The Commission was in session to oversee the hand-off of the defense case to two new civilian attorneys, the tenth and eleventh to represent Khadr since his apprehension, and to entertain a Prosecution request for a further 60-day postponement in the case.
Judge Parrish granted the postponement having received an undertaking relayed by the Prosecution from Jeh Johnson, General Counsel to the DoD, that the Obama administration would definitively settle the question of the forum in which the case would be heard by November 16th, 2009.
Watching Khadr in the courtroom this morning I was forcibly reminded of just how young he was when the alleged offense occurred. Khadr is now just 23 years old and was only fifteen when he was detained in July 2002.
Khadr is accused of throwing a hand grenade at a US soldier during a raid on a compound in Ab Khail on the Afghan-Pakistan border. The soldier subsequently died of his wounds. The circumstances in which this event occurred are in dispute.

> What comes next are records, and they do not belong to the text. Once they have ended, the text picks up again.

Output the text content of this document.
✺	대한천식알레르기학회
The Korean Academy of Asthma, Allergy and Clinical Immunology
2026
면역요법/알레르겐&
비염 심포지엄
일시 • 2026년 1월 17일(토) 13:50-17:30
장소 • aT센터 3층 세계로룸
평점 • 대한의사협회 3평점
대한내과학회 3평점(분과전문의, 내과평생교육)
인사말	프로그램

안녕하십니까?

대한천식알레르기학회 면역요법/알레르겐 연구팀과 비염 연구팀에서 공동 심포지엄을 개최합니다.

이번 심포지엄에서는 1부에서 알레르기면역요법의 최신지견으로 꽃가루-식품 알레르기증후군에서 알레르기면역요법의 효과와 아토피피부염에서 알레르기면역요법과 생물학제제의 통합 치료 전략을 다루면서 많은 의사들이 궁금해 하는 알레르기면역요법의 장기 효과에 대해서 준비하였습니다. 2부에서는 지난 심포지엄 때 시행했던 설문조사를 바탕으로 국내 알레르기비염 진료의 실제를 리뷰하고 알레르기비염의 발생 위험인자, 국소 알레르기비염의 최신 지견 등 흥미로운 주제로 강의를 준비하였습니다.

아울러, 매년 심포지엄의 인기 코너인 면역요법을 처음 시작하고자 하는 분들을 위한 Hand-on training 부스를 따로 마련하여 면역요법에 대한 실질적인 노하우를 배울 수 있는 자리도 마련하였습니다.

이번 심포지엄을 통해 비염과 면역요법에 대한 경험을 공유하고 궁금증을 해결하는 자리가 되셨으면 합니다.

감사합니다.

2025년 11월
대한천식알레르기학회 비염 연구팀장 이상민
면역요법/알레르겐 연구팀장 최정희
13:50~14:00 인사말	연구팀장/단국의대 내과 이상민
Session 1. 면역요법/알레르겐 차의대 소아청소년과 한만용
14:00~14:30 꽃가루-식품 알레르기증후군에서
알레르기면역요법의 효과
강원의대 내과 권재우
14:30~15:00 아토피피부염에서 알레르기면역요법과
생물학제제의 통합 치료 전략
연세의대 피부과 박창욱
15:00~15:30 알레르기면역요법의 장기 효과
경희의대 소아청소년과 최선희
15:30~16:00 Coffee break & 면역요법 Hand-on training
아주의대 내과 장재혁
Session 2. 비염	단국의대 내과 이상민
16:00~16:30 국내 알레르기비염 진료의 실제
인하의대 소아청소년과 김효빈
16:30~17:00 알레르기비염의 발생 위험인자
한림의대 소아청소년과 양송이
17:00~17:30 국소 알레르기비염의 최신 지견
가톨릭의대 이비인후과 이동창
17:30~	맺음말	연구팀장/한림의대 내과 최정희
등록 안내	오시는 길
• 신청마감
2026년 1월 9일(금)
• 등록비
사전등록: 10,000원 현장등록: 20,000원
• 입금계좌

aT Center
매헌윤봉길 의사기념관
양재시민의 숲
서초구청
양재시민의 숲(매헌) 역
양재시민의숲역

However, the wider issue here is whether or not a fifteen-year-old should be tried as an adult. Khadr was in Afghanistan with his father and not as a free agent. Yet he is being treated as a full-fledged combatant.
The United States has signed and ratified the Optional Protocol to the Convention on the Rights of the Child on the involvement of children in armed conflict. Khadr fits comfortably within the Protocol’s description of a child soldier.
Under the Protocol the United States is obliged to treat Khadr as a victim of abuse and extend "all appropriate assistance" to aid his physical and mental recovery and to facilitate his reintegration into society. Instead, Khadr was been detained in the harshest of conditions and tortured.
Enough already. Khadr has now spent a third of his life behind bars. His case is likely to suffer further delays – especially if it is transferred to the federal courts. When he was first detained as a child Omar Khadr deserved our understanding and the law required it. He got none.
We have an opportunity right now to put this right. As the Obama administration deliberates whether to try Khadr before the Military Commissions or in Federal Court, it should also consider a third option: dismissing the charges against him and sending him home to Canada to make a fresh start.